The EA-6A Prowler is totally outdated today (2001), but it has since long been upgraded into the current version, the EA-6B Prowler.

EA-6B Prowler

The EA-6B Prowler keeps all the capabilities of the EA-6A, has a totally new set of jamming and radar attack devices and technologies, and also has the new feature of being an air-tanker.
EA-6B Prowlers can perform air-to-air refueling missions (both buddy-to-buddy as well as non-buddy) plus a very limited air-to-air defence systems, due to the help of their new AIM-9L/M Sidewinder short range supersonic heat-seeking air-to-air missiles.
However, the EA-6B Prowler still and will always depend of its "bigger brothers" reminded earlier in this article, always being protected and escorted mainly by F/A 18 Hornets but nowadays also by F/A 14 Bombcats, AV8 Harrier Bs, Harrier GR7s, Tornado F3s, Tornado GR1s and especially GR4s, EF2000s, Mirages and JSFs.
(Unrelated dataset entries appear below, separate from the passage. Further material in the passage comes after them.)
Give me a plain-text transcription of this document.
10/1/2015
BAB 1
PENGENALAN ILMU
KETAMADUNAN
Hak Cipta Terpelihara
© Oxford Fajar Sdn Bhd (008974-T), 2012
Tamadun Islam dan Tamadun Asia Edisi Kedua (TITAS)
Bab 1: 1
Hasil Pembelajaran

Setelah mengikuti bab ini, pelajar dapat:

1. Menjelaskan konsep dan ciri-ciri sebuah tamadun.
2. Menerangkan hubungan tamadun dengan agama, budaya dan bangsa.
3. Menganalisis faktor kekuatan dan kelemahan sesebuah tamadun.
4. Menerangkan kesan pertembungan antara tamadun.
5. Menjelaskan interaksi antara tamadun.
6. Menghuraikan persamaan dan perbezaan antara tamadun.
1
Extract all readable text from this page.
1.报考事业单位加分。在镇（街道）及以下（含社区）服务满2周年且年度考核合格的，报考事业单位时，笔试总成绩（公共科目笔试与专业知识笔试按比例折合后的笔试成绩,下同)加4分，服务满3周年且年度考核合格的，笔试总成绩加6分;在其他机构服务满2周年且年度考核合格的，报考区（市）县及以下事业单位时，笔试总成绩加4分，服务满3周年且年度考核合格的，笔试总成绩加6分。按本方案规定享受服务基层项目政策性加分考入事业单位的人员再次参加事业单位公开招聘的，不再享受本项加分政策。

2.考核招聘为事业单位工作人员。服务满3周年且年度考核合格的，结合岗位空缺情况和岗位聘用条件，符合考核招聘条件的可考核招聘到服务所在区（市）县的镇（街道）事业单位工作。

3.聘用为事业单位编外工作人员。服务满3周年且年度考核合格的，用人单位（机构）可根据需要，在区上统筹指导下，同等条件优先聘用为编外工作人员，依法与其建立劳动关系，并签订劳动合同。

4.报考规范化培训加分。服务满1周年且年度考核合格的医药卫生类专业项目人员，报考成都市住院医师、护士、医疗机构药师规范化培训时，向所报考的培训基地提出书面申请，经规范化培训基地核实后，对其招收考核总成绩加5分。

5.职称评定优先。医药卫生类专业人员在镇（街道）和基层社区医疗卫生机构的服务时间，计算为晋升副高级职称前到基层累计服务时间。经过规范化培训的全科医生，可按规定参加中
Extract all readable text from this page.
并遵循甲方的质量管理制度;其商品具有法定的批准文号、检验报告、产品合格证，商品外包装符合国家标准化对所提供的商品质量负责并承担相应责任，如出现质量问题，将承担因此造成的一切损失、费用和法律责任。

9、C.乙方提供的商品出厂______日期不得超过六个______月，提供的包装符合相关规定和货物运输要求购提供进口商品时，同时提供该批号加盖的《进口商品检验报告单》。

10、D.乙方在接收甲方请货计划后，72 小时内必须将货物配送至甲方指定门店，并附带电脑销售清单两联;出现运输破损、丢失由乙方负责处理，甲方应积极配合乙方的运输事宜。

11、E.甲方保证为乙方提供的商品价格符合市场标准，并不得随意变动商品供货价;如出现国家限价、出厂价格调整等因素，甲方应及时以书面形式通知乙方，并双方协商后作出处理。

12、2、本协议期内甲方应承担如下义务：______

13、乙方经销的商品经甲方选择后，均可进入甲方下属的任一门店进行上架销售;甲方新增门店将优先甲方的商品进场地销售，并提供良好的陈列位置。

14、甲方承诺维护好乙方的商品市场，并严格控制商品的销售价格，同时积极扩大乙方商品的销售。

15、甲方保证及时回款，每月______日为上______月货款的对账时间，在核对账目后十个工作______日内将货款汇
EA-6B Prowlers onboard the USS Enterprise were sustensively used in december 1998 to attack Iraqi radar sites, anti-aircraft artilery sites, as well as missile and biological and chemical factories, and they were also used to jam any Iraqi radars that could lock on any SAM missiles and attack Allied Fighters over Iraq.
EA-6B Prowlers onboard the USS Enterprise participated heavily to the war effort in the 17th, 18th, 19th and 20th of december 1998 during Operation Desert Fox.
EA-6B Prowlers from USS Dwight D. Eisenhower, USS Enterprise and Aviano AirBase in NE Italy have also been used in jamming, surveilance, anti-defense and ground attack missions during the Kosovo war, between March and April 1999.
And the latest mission of the EA-6B Prowler was also attacking, jamming and supressing Iraqi air defences in the 19th of february 2001 in Southern Iraq, near the already known areas of Baghdad and Basra.